Essendo un mondo, come cittadini che lo popolano, attendiamo che qualcuno ci scopri e ci venga a studiare, un’attesa che dura da anni come se fossimo sostanzialmente invisibili, formiche operaie del cui destino interessa pochi, spesso nemmeno a noi stessi.

Perché occorre essere il più possibile realisti, il disinteresse verso le sorti della professione è uno degli aspetti devastanti, un disinteresse che ha molteplici cause, la cui analisi sarebbe il primo passo verso una ridefinizione della professione.

L’indifferenza è il dato che nessuno vuole studiare, che pochi hanno interesse a declinare negli aspetti più crudi, paradossalmente esiste una indifferenza verso l’indifferenza che di fatto porta ad un annullamento reciproco. Il risultato filosofico-algebrico porta alla sensazione che l’annullamento delle ragioni di tale situazione porti all’autoconvincimento che in realtà stiamo tutti operando per il bene della professione, che esista un impegno forte nella volontà della sua evoluzione. Si forma quel circuito autoreferenziale che provoca l’impasse storica, un’impasse che nutre le proprie radici da almeno 20 anni.

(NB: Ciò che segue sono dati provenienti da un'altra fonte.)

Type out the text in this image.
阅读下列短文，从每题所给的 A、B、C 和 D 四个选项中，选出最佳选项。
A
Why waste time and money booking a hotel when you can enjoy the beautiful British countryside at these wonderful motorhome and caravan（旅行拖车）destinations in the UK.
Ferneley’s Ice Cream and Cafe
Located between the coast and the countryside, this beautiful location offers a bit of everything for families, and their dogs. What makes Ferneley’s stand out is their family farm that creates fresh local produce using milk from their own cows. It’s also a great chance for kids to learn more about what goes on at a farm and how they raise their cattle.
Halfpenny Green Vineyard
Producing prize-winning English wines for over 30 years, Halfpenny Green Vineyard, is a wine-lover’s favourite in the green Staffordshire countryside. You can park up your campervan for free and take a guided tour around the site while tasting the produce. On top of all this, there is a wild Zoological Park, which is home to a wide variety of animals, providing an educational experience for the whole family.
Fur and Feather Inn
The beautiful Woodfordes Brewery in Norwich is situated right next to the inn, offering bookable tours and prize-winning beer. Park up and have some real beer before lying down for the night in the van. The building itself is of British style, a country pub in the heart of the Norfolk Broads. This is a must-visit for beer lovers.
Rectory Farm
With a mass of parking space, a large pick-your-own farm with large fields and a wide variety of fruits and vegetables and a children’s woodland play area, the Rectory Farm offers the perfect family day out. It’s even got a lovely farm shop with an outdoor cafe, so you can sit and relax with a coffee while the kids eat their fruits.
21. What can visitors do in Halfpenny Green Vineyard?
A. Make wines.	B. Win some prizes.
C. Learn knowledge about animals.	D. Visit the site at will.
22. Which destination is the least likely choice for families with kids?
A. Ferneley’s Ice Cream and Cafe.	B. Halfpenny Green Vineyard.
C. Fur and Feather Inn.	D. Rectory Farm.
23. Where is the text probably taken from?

Se l’indifferenza ha una causa è logico pensare che abbia anche dei colpevoli: la lista sarebbe lunga, gli “indifferenti” sarebbero in grado di elencare una serie di nomi che corrisponderebbero a tutti quei soggetti che avrebbero potuto fare e non hanno fatto e se hanno fatto, di sicuro hanno fatto male. Gli indifferenti colgono i fallimenti, li vivono come segni della loro scelta, perché non li tange, non li fa sentire colpevoli.

IPASVI, Sindacati, Dirigenti, Coordinatori ma anche colleghi sapientemente imboscati, i nemici storici ovvero i medici e probabilmente anche la classe politica locale e nazionale.

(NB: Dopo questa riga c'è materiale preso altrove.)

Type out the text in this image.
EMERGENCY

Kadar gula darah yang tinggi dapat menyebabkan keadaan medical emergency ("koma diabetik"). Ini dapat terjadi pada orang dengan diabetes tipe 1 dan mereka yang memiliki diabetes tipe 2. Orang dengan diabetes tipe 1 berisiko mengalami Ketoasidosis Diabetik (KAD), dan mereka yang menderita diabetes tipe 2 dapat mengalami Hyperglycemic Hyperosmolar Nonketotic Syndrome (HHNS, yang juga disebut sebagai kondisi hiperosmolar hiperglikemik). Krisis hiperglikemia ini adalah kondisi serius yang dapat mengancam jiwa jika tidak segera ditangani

Una lista piuttosto ovvia e probabilmente demagogica.

Gli “indifferenti” sono sempre in prima linea a puntare il dito verso qualcosa o verso qualcuno, per poter perorare la loro causa di “sfigati” costretti a lavorare nel peggiore dei mondi possibili.

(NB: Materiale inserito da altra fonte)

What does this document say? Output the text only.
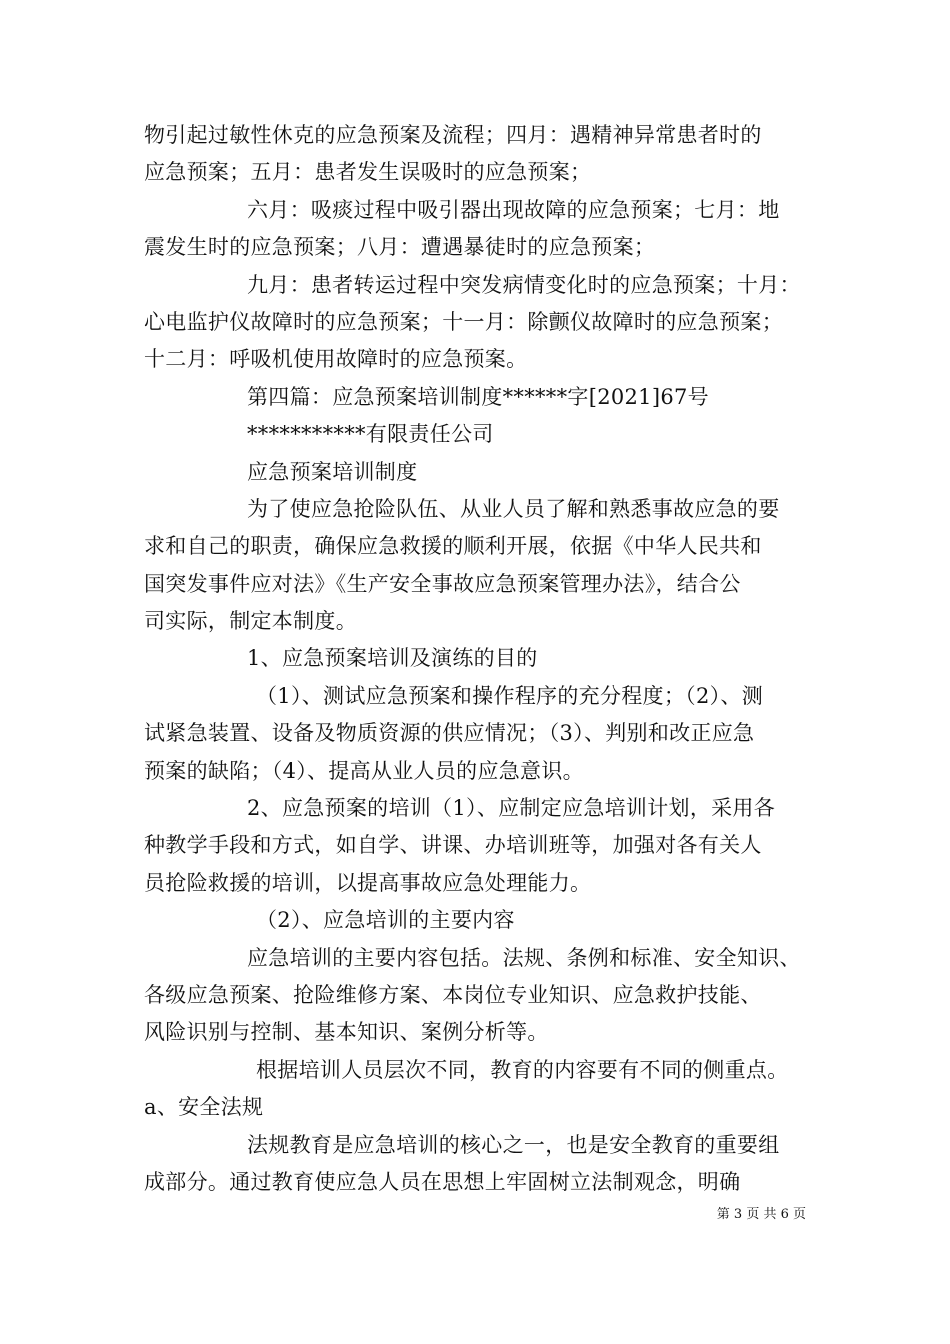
物引起过敏性休克的应急预案及流程；四月：遇精神异常患者时的
应急预案；五月：患者发生误吸时的应急预案；
六月：吸痰过程中吸引器出现故障的应急预案；七月：地
震发生时的应急预案；八月：遭遇暴徒时的应急预案；
九月：患者转运过程中突发病情变化时的应急预案；十月：
心电监护仪故障时的应急预案；十一月：除颤仪故障时的应急预案；
十二月：呼吸机使用故障时的应急预案。
第四篇：应急预案培训制度******字[2021]67号
***********有限责任公司
应急预案培训制度
为了使应急抢险队伍、从业人员了解和熟悉事故应急的要
求和自己的职责，确保应急救援的顺利开展，依据《中华人民共和
国突发事件应对法》《生产安全事故应急预案管理办法》，结合公
司实际，制定本制度。
1、应急预案培训及演练的目的
（1）、测试应急预案和操作程序的充分程度；（2）、测
试紧急装置、设备及物质资源的供应情况；（3）、判别和改正应急
预案的缺陷；（4）、提高从业人员的应急意识。
2、应急预案的培训（1）、应制定应急培训计划，采用各
种教学手段和方式，如自学、讲课、办培训班等，加强对各有关人
员抢险救援的培训，以提高事故应急处理能力。
（2）、应急培训的主要内容
应急培训的主要内容包括。法规、条例和标准、安全知识、
各级应急预案、抢险维修方案、本岗位专业知识、应急救护技能、
风险识别与控制、基本知识、案例分析等。
根据培训人员层次不同，教育的内容要有不同的侧重点。
a、安全法规
法规教育是应急培训的核心之一，也是安全教育的重要组
成部分。通过教育使应急人员在思想上牢固树立法制观念，明确
第 3 页 共 6 页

Poco importa se il mondo dei social pullula di gruppi di infermieri, se la rete si infittisce di giornali on line che parlano dell’Infermieristica, se aumentano i colleghi che provano a mettere l’impegno oltre l’orario del proprio lavoro, gli “indifferenti” rimangono la maggioranza silenziosa, quella che sposta la percezione sociale della professione e di fatto ne impedisce l’evoluzione.

Non confonderei l’indifferenza con la partecipazione, perché “non partecipare” è una forma sottile di partecipazione, che però non apporta alcun cambiamento, anzi lo blocca e permette il perpetuarsi proprio di quei meccanismi che l’indifferente indica come causa o colpa.

A molti, o ai pochi visto l’indifferenza dilagante, quanto affermo apparirà un concetto gramsciano e in effetti lo è.

In tempi piuttosto complessi in cui vi sono forti tendenze a voler ripristinare logiche capitaliste di prevaricazione del più forte rispetto al più debole che sembravano superate con l’equilibrio democratico repubblicano, occorre provare a riscoprire alcuni aspetti interessanti dei pensatori del XX secolo, indipendentemente che facciano o meno parte della propria sensibilità politica. Ammesso e non concesso che oggi esista ancora una sensibilità politica.

Immaginare Gramsci applicato alla nostra professione è esercizio assai complesso ma è simpatico ricordare come egli nel suo “odio gli indifferenti” è stato osservatore acuto della società del suo tempo, molte delle sue parole e dei suoi pensieri si potrebbero attualizzare.

Nel suo lungo riflettere sulle condizioni di vita dei suoi contemporanei, trova anche il modo di scoprire questo nostro complesso mondo, lo fa con la solita franchezza, regalando agli “infermieri” un paio di righe.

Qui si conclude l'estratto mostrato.